Interdisciplinary perspective on the role of active learning in enhancing memory
DOI:
https://doi.org/10.38140/ijer-2026.vol8.1.05Keywords:
Active learning, memory, neurobiology, cognitive psychology, interdisciplinary, educational science.Abstract
Active learning, as delineated through the ICAP framework, differentiates between active, constructive, and interactive modes of engagement, each linked to specific cognitive and behavioural processes that influence knowledge acquisition and retention.
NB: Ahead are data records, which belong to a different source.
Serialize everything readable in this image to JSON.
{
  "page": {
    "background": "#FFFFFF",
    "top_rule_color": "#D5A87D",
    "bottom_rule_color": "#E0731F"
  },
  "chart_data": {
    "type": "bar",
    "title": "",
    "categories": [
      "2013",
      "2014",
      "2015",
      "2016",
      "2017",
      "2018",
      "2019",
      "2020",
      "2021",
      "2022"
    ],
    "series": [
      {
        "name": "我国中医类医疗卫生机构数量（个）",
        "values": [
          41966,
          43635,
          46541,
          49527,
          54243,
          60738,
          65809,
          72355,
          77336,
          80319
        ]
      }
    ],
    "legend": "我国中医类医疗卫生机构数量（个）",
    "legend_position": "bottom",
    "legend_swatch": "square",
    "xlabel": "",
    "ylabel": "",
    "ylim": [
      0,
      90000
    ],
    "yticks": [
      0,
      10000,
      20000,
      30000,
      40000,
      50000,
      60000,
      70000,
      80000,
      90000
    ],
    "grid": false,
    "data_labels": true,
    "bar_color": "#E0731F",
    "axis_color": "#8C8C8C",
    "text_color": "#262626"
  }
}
While cognitive psychology and neurobiology provide mechanistic explanations for the effectiveness of certain learning behaviours, these insights are seldom systematically integrated within educational frameworks. This theoretical review aims to address this gap by utilising the ICAP hierarchy as an organisational scaffold for synthesising findings from education, cognitive psychology, and neurobiology, and by proposing an integrated model that elucidates how distinct forms of active engagement enhance declarative memory through shared neurocognitive mechanisms. From an interdisciplinary perspective, active learning fosters long-term memory not merely through heightened behavioural engagement, but by aligning curiosity, effort-reward appraisal, and social interaction to activate dopaminergic plasticity pathways. Consequently, the modes of ICAP engagement can be conceptualised as graded modulations of a common neurocognitive cascade: Increasing learner choice and novelty enhances effort–reward appraisal, biases learning toward curiosity and motivation, and thereby facilitates dopaminergic activation, hippocampal and striatal plasticity, and durable memory formation. Within this framework, the active mode initiates engagement with the cascade, the constructive mode stabilises learning through metacognitive monitoring and attentional control, and the interactive mode further amplifies memory by integrating social reward with coordinated regulation of cognitive demands. Collectively, these distinctions elucidate how instructional design can support durable learning by maintaining a favourable effort–reward balance, fostering metacognitive regulation, and leveraging collaboration without exceeding cognitive limits.